61. Peripheral monocytes/macrophages promote resolution of acute inflammatory pain via an IL-10 dependent pathway

Chronic pain is a major clinical problem, and understanding mechanisms underlying the transition from acute to chronic pain is needed. We investigated the contribution of peripheral monocytes/macrophages to the transition from acute to persistent IL-1beta induced hyperalgesia. As a model, we used LysM-GRK2+/− mice that develop prolonged hyperalgesia in response to IL-1β due to a cell specific reduction in G protein-coupled receptor kinase 2 (GRK2) in lysozyme M-positive microglia/macrophages. In wild type (WT) mice, peripheral monocyte/macrophage depletion prolonged intraplantar IL-1β -induced hyperalgesia from 8 days. In LysM-GRK2+/− mice that develop persistent IL-1β hyperalgesia, monocyte/macrophage depletion did not have any effect.

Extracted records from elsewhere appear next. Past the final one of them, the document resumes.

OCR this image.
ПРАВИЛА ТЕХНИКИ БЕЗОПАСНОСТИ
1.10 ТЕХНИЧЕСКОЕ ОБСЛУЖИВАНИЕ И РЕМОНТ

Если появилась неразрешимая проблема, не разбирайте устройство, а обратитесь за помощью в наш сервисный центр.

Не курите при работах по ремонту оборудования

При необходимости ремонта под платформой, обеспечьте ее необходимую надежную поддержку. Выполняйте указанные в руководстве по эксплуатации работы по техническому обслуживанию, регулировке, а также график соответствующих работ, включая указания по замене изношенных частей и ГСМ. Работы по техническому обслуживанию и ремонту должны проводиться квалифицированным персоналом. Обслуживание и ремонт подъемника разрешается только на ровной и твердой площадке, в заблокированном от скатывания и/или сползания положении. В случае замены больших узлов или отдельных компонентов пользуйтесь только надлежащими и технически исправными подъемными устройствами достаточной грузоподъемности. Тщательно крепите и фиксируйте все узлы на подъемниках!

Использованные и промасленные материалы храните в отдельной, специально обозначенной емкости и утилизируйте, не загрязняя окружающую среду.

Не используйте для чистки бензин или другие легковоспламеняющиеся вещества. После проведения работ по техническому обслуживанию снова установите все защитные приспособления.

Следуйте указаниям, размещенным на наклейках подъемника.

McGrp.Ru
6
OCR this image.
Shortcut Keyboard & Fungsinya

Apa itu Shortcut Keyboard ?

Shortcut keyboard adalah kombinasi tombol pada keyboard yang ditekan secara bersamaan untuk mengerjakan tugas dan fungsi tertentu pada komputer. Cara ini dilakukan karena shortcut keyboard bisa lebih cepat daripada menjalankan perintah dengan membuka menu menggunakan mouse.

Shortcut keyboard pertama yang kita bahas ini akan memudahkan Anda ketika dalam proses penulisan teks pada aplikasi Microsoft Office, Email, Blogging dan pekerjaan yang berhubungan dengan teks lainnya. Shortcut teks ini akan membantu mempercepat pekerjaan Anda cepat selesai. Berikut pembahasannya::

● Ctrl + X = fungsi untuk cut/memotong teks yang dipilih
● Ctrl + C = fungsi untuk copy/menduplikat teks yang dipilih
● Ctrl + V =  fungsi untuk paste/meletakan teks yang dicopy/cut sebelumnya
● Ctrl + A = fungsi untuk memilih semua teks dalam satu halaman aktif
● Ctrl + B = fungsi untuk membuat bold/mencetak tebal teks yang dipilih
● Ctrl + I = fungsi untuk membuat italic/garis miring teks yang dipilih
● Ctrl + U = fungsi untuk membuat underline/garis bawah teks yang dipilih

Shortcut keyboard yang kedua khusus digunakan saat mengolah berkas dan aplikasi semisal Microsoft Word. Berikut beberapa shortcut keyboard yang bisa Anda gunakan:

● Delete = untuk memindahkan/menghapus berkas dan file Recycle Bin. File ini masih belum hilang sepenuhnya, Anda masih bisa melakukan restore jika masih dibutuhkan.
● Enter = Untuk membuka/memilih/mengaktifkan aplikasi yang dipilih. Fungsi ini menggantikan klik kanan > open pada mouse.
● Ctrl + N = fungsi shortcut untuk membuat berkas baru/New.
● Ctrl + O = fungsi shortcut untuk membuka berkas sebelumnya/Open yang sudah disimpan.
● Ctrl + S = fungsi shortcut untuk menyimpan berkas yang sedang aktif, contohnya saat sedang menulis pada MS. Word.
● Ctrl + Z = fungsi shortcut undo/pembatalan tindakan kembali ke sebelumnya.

Adoptive transfer of WT bone marrow derived monocytes (BMDM), but not of GRK2+/− BMDM, to LysM-GRK2+/− mice prevented the transition to persistent IL-1β-induced hyperalgesia. In search for the mechanism, we show that GRK2-deficient macrophages produce less IL-10 in vitro and intrathecal IL-10 adminisration attenuated IL-1β-induced hyperalgesia in LysM-GRK2+/− mice. Moreover, in WT mice intrathecal anti-IL10 prolonged IL-1β-induced hyperalgesia. Finally, adoptive transfer of IL-10−/− BMDM did not normalize the IL-1β-induced hyperalgesia in LysM-GRK2+/− mice. In conclusion, we uncovered a key role for peripheral monocytes/macrophages in promoting resolution of inflammatory hyperalgesia via a mechanism dependent of IL-10 signaling. The decreased capacity of GRK2-deficient monocytes/macrophages to produce IL-10 underlies their inability to promote resolution of inflammatory pain. Supported by NIH grants NS073939 and NS074999.